By meta-analysing pooled studies and available individual participant data, we aim to provide new insight on olanzapine therapeutic drug monitoring in schizophrenia.

We conducted a computerized search of bibliographic databases (Pubmed, Cochrane library, Web of Science and PsycINFO) to identify studies that assessed the relationship between olanzapine plasma concentration and the change in patients’ clinical scores. We investigated this relationship with olanzapine plasma level 12h00 post-intake using a random-effects model.

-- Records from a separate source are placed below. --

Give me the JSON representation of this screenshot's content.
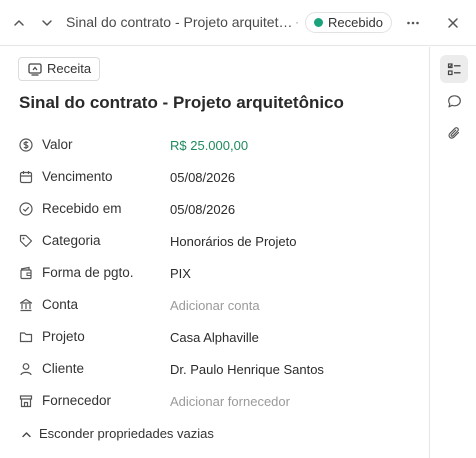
{
  "header": {
    "title": "Sinal do contrato - Projeto arquitetônico",
    "separator": "·",
    "status": "Recebido",
    "status_color": "#1aa37a"
  },
  "type_chip": {
    "label": "Receita"
  },
  "page_title": "Sinal do contrato - Projeto arquitetônico",
  "properties": [
    {
      "label": "Valor",
      "value": "R$ 25.000,00",
      "icon": "dollar-circle-icon"
    },
    {
      "label": "Vencimento",
      "value": "05/08/2026",
      "icon": "calendar-icon"
    },
    {
      "label": "Recebido em",
      "value": "05/08/2026",
      "icon": "check-circle-icon"
    },
    {
      "label": "Categoria",
      "value": "Honorários de Projeto",
      "icon": "tag-icon"
    },
    {
      "label": "Forma de pgto.",
      "value": "PIX",
      "icon": "wallet-icon"
    },
    {
      "label": "Conta",
      "value": "Adicionar conta",
      "icon": "bank-icon"
    },
    {
      "label": "Projeto",
      "value": "Casa Alphaville",
      "icon": "folder-icon"
    },
    {
      "label": "Cliente",
      "value": "Dr. Paulo Henrique Santos",
      "icon": "person-icon"
    },
    {
      "label": "Fornecedor",
      "value": "Adicionar fornecedor",
      "icon": "store-icon"
    }
  ],
  "hide_empty": "Esconder propriedades vazias",
  "colors": {
    "money": "#1f8a5e",
    "placeholder": "#9a9a9a"
  }
}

7 studies were included in the pooled data analysis (781 patients). We found no difference in oral dose between responders and non-responders but a significantly higher concentration of 4.50 µg/L in responders (p < 0.01). Olanzapine concentration above the thresholds identified in each study was associated with response (odd ratio = 3.50, p = 0.0007). We identified that non-responder patients showed greater inter-individual variability than responders. In the individual data analysis (159 patients), we found no relationship between dose and clinical response but an association between plasma level and response in the shape of a parabolic curve. The Receiver Operating Characteristic curve found a threshold of 22.07 µg/L to identify responders (96% sensitivity, 86% specificity) and a threshold of 56.47 µg/L to identify a decreased probability of response.

In contrast to oral dose, our work confirmed that plasma olanzapine levels are associated with clinical response and should therefore be used to optimise treatment. We determined a treatment response threshold of 22.07 µg/L and suggest that a concentration above the therapeutic window may result in a decreased response.